Contrairement à des idées reçues, en France la forêt ne régresse pas, au contraire : depuis deux siècles, sa surface a doublé et à partir de 1945, grâce aux programmes de plantation de résineux, elle s'est accrue de 35 %.
Mais qu'est-ce qu'une forêt ?
Selon l'IFN (Inventaire Forestier National), une forêt a une superficie d'au moins 4 hectares, tandis qu'un bois oscille entre 40 ares et 4 ha.
La particularité de la forêt française tient au fait que 74 % appartiennent à 4 millions de propriétaires privés se partageant donc 10 millions d'hectares. A noter que les possessions sont très inégales car seulement 0,9 % de ces privés possède 45 % de la forêt privée.
La forêt française est donc très morcellée et, mis à part les grands propriétaires ou les investisseurs professionnels, le meilleur côtoie le pire en terme d'entretien et d'utilisation.

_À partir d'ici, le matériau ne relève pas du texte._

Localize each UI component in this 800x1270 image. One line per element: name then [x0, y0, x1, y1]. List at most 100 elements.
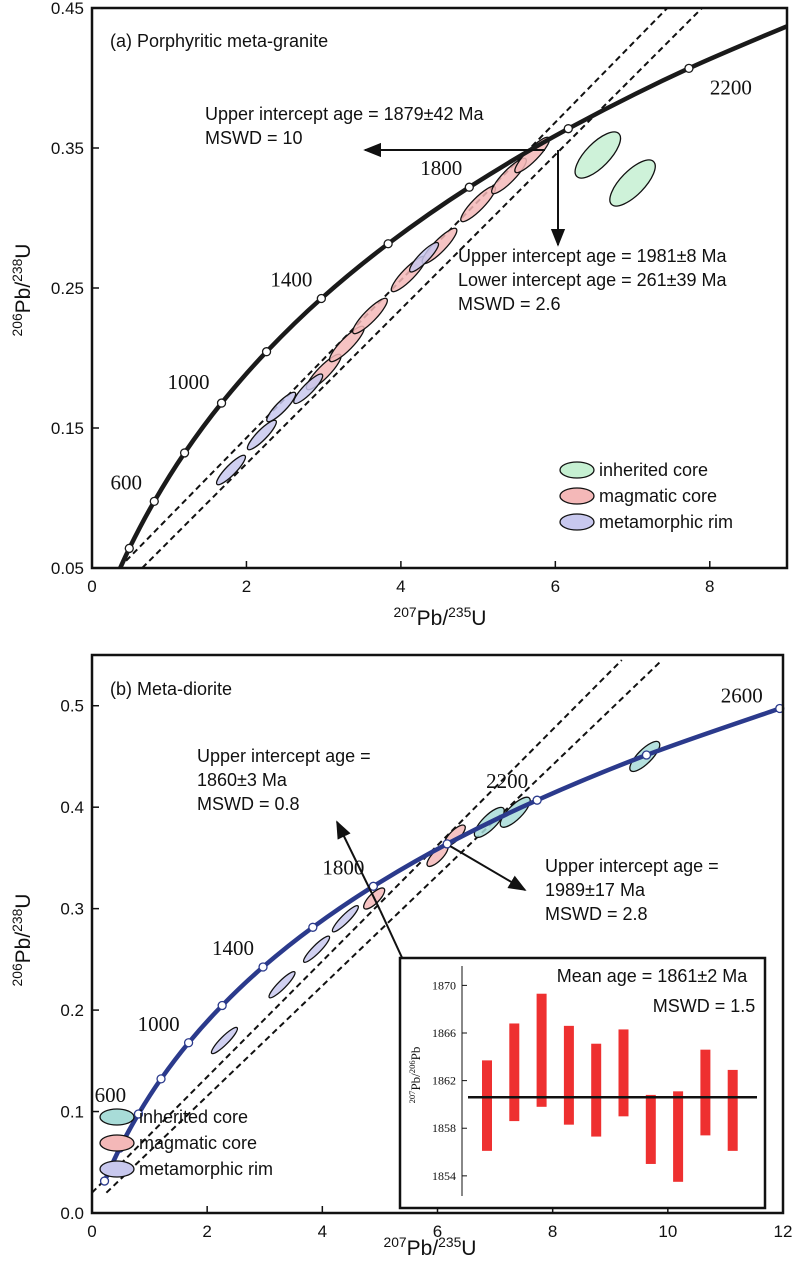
range-bar	[536, 993, 547, 1107]
concordia-marker	[258, 962, 268, 972]
y-tick-label: 0.0	[60, 1204, 84, 1223]
legend-label: metamorphic rim	[599, 512, 733, 532]
age-label: 1000	[138, 1012, 180, 1036]
age-label: 1800	[420, 156, 462, 180]
arrow	[449, 845, 527, 891]
x-tick-label: 6	[551, 577, 560, 596]
label-text: Pb/	[12, 282, 35, 314]
label-superscript: 235	[438, 1234, 461, 1250]
age-label: 600	[95, 1083, 127, 1107]
label-text: U	[471, 607, 486, 630]
x-tick-label: 0	[87, 1222, 96, 1241]
label-superscript: 238	[9, 258, 25, 281]
concordia-marker	[124, 543, 134, 554]
data-ellipse	[266, 391, 297, 423]
arrow	[336, 820, 381, 911]
range-bar	[563, 1025, 574, 1125]
x-tick-label: 4	[318, 1222, 327, 1241]
annotation: 1989±17 Ma	[545, 880, 646, 900]
label-text: Pb/	[407, 1237, 439, 1260]
range-bar	[673, 1091, 684, 1182]
data-ellipse	[210, 1026, 239, 1055]
chart-title: (b) Meta-diorite	[110, 679, 232, 699]
concordia-marker	[383, 239, 393, 249]
label-superscript: 235	[448, 604, 471, 620]
data-ellipse	[408, 241, 440, 273]
y-tick-label: 0.45	[51, 0, 84, 18]
x-tick-label: 0	[87, 577, 96, 596]
x-tick-label: 8	[705, 577, 714, 596]
y-tick-label: 0.1	[60, 1103, 84, 1122]
concordia-marker	[442, 839, 452, 849]
concordia-marker	[99, 1176, 110, 1186]
legend-label: magmatic core	[599, 486, 717, 506]
concordia-marker	[532, 795, 542, 805]
data-ellipse	[215, 454, 247, 486]
annotation: 1860±3 Ma	[197, 770, 288, 790]
concordia-marker	[217, 1000, 227, 1011]
discordia-line	[105, 659, 663, 1194]
x-tick-label: 10	[658, 1222, 677, 1241]
plot-area	[117, 8, 787, 568]
x-tick-label: 2	[242, 577, 251, 596]
x-axis-label: 207Pb/235U	[394, 604, 487, 630]
concordia-curve	[102, 706, 781, 1182]
annotation: Upper intercept age =	[197, 746, 371, 766]
age-label: 2200	[710, 75, 752, 99]
data-ellipse	[331, 905, 360, 933]
data-ellipse	[609, 159, 656, 207]
y-tick-label: 0.25	[51, 279, 84, 298]
concordia-marker	[261, 347, 272, 357]
y-tick-label: 0.2	[60, 1001, 84, 1020]
y-tick-label: 0.15	[51, 419, 84, 438]
range-bar	[727, 1069, 738, 1151]
x-tick-label: 12	[774, 1222, 793, 1241]
annotation: Lower intercept age = 261±39 Ma	[458, 270, 728, 290]
legend-label: inherited core	[139, 1107, 248, 1127]
y-tick-label: 0.05	[51, 559, 84, 578]
y-tick-label: 1866	[432, 1026, 456, 1040]
discordia-line	[92, 659, 623, 1194]
annotation: Upper intercept age = 1981±8 Ma	[458, 246, 728, 266]
age-label: 1400	[270, 268, 312, 292]
range-bar	[482, 1060, 492, 1151]
range-bar	[645, 1094, 656, 1164]
y-tick-label: 0.5	[60, 697, 84, 716]
legend-swatch	[99, 1108, 135, 1126]
plot-area	[92, 659, 781, 1194]
concordia-marker	[156, 1074, 166, 1084]
y-tick-label: 1862	[432, 1074, 456, 1088]
y-tick-label: 0.4	[60, 798, 84, 817]
legend-swatch	[559, 461, 595, 479]
data-ellipse	[268, 971, 296, 999]
x-tick-label: 6	[433, 1222, 442, 1241]
legend-swatch	[559, 487, 595, 505]
y-tick-label: 1858	[432, 1121, 456, 1135]
concordia-marker	[216, 398, 227, 408]
axes-frame	[90, 653, 785, 1215]
annotation: MSWD = 2.8	[545, 904, 648, 924]
concordia-marker	[464, 182, 474, 192]
concordia-marker	[316, 293, 327, 304]
x-tick-label: 8	[548, 1222, 557, 1241]
data-ellipse	[574, 131, 622, 179]
annotation: MSWD = 10	[205, 128, 303, 148]
concordia-marker	[641, 750, 652, 760]
legend-swatch	[99, 1134, 135, 1152]
x-tick-label: 4	[396, 577, 405, 596]
label-superscript: 206	[9, 313, 25, 336]
y-tick-label: 1870	[432, 978, 456, 992]
legend-label: metamorphic rim	[139, 1159, 273, 1179]
data-ellipse	[302, 935, 331, 963]
inset-y-label: 207Pb/206Pb	[407, 1047, 423, 1104]
x-tick-label: 2	[202, 1222, 211, 1241]
annotation: MSWD = 0.8	[197, 794, 300, 814]
y-axis-label: 206Pb/238U	[9, 894, 35, 987]
annotation: Upper intercept age = 1879±42 Ma	[205, 104, 485, 124]
chart-title: (a) Porphyritic meta-granite	[110, 31, 328, 51]
age-label: 2200	[486, 769, 528, 793]
age-label: 1800	[322, 855, 364, 879]
legend-swatch	[99, 1160, 135, 1178]
y-tick-label: 0.3	[60, 900, 84, 919]
label-text: Pb	[408, 1047, 423, 1061]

Moyenne des superficies chez les privés : 3 ha.
Pour les 26 % restants, 16 % appartiennent aux collectivités locales et 10 % seulement à l'Etat.
Ces forêts d'Etat, publiques, portent le qualificatif de "domaniales" et représentent 1,8 millions d'ha. Nombre certes faible en rapport aux espaces boisés privés, mais les 1500 forêts domaniales comptent parmi les plus belles de France (Fontainebleau, Rambouillet, Tronçais, Esterel...).
En général, la fonction de production de bois cède de plus en plus la place aux fonctions sociale et récréative. Les français comprennent aussi mieux le rôle écologique des forêts car elles piègent le CO2, responsable d'une partie de l'effet de serre sur notre planète.
Le prix moyen d'un hectare se négociait autour de 3290 € en 2001 et on a répertorié en France environ 576 espèces d'arbres, preuve de la richesse de nos forêts qui se développent sous des climats océanique, continental et méditerranéen.